Chapter 10
CHAPTER TEN
They found Vivian in the function room again, this time standing alone near the far window. The vendor tables were mostly set up now, red tablecloths draped, signs in place. But Vivian wasn’t looking at her work. She was staring out at the snowy town square, her arms wrapped around herself.
She turned when she heard them approach, and her face went carefully blank.
“Ladies,” she said, her voice tight. “If you’re here to—“
“We need to talk to you about this morning,” Nans said, not unkindly.
Vivian’s jaw tightened. “I already told you. I came in around six.”
“Vivian,” Ruth said, pulling out her iPad. “Did you go to the storage room this morning before six?”
“No.” The answer came too fast. “I told you, I was at home.”
Nans folded her hands. “We have security camera footage from the Florio’s restaurant. It shows someone in a red coat with a fur-trimmed hood entering the back of town hall at five-eighteen this morning.”
Vivian’s face went pale. Her arms dropped to her sides.
“I...” She looked from Nans to Ruth to Helen to Ida, her eyes wide and panicked. “I didn’t... I wasn’t...”
“Vivian,” Helen said gently. “We’re not accusing you. We just need to know what happened.”
Vivian’s shoulders sagged. She walked over to one of the vendor tables and gripped the edge like it was the only thing keeping her upright.

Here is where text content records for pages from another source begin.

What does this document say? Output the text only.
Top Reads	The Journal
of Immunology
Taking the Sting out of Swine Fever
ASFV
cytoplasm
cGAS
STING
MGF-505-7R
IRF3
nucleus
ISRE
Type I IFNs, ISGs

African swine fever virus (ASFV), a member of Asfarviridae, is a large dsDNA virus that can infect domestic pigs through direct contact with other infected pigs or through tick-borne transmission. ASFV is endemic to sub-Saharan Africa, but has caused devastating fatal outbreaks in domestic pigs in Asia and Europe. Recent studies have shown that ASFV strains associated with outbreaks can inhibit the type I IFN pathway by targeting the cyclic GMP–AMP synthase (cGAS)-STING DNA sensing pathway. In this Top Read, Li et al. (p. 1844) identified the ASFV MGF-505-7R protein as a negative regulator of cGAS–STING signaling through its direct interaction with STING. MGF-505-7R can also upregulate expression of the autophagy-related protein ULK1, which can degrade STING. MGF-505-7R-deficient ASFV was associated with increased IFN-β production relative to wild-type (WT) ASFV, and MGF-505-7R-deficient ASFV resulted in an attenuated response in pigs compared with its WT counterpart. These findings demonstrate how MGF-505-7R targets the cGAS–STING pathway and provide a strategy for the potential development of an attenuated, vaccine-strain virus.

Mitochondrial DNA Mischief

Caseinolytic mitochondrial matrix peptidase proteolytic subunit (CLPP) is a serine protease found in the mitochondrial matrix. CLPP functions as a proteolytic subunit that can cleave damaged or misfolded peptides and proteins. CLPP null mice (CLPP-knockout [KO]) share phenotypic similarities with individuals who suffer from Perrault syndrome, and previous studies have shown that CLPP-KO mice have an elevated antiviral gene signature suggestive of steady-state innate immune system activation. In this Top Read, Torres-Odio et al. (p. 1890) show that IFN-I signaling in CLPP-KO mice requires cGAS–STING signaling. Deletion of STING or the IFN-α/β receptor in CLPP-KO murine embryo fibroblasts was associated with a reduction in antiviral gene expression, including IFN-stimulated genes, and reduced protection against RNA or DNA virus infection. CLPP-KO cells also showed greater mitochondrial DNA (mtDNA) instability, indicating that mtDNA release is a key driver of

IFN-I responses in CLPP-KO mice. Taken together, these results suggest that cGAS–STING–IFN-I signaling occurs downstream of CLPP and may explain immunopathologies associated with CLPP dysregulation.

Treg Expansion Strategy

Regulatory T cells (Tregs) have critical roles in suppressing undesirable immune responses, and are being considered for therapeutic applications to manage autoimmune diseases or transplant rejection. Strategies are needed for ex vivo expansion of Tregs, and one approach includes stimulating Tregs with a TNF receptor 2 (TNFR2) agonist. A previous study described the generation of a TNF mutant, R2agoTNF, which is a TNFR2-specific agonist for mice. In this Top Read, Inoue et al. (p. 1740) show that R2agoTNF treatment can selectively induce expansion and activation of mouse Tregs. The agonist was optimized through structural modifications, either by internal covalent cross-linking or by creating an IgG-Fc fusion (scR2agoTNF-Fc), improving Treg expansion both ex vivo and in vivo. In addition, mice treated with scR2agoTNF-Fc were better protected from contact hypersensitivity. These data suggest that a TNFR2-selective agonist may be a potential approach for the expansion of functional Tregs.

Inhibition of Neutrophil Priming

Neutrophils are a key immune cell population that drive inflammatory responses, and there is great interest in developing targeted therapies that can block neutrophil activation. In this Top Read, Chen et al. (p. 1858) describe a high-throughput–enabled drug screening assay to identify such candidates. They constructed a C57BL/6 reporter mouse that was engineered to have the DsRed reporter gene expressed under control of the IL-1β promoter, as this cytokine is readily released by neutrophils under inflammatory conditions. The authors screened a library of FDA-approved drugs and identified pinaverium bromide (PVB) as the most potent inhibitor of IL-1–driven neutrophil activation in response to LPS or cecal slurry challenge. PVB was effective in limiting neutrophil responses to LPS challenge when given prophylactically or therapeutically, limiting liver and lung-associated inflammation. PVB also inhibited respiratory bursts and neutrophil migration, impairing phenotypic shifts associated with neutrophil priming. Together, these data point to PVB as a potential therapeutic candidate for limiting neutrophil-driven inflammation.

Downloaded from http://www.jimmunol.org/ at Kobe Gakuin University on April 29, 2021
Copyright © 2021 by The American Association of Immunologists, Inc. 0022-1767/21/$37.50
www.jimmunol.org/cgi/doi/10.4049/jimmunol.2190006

“Okay,” she whispered. “Okay. I did go there. I was supposed to meet Stanley and I remembered I left my bag in the storage room—the one I thought someone stole? I felt terrible because I’d been accusing people of taking it, and I realized it was my own fault for leaving it behind.”
“So you went to get it,” Ruth said.
“Yes.” Vivian nodded quickly. “Stanley wanted to meet early. I thought—I thought if I got there first, I could grab my bag before he saw it and made some comment about how careless I was.”
Ida leaned forward. “And what did you find?”
Vivian’s eyes filled with tears. “Stanley. He was... he was lying under the shelf. The whole thing had collapsed. And there was a lockbox—the one he was always so secretive about—it had hit him in the head. There was blood.”
Helen’s hand went to her throat. “Oh, dear.”
“Was he moving?” Nans asked, her voice calm and steady.
Vivian shook her head, tears spilling down her cheeks. “No. He wasn’t moving. I checked—I got close enough to see, but I didn’t touch him. He was just... lying there. Not breathing.”
“What did you do?” Ruth asked quietly.
“I panicked!” Vivian’s voice rose. “I panicked and I ran. I thought— I thought everyone would think I did it. We’d been fighting about the booth fees, I had a key, I was there...” She pressed her hands to her face. “So I ran.”
“Did you get your bag?” Ida asked.
Vivian looked up, surprised by the question. “What? No. No, I just ran. I didn’t take anything. I didn’t even think about the bag. I just ran.”
Nans and Ruth exchanged glances.
Ruth turned to Nans. “When you peeked into the storage room, did you see a glittery bag?”
Nans shook her head slowly. “No. I saw papers scattered everywhere, but no craft tote and no lockbox.”
“Someone else took it,” Helen said quietly.
“But who?” Ida asked. “And why?”
Nans nodded slowly. “If Stanley was already dead when Vivian got there, that means he was dead when Eddie got there. So why was he so nervous when we talked to him.”
Helen’s face tightened. “Because he found Stanley after Vivian ran, and he did something he shouldn’t have.”
“Like what?”
Nans stood. “We need to talk to Eddie again.”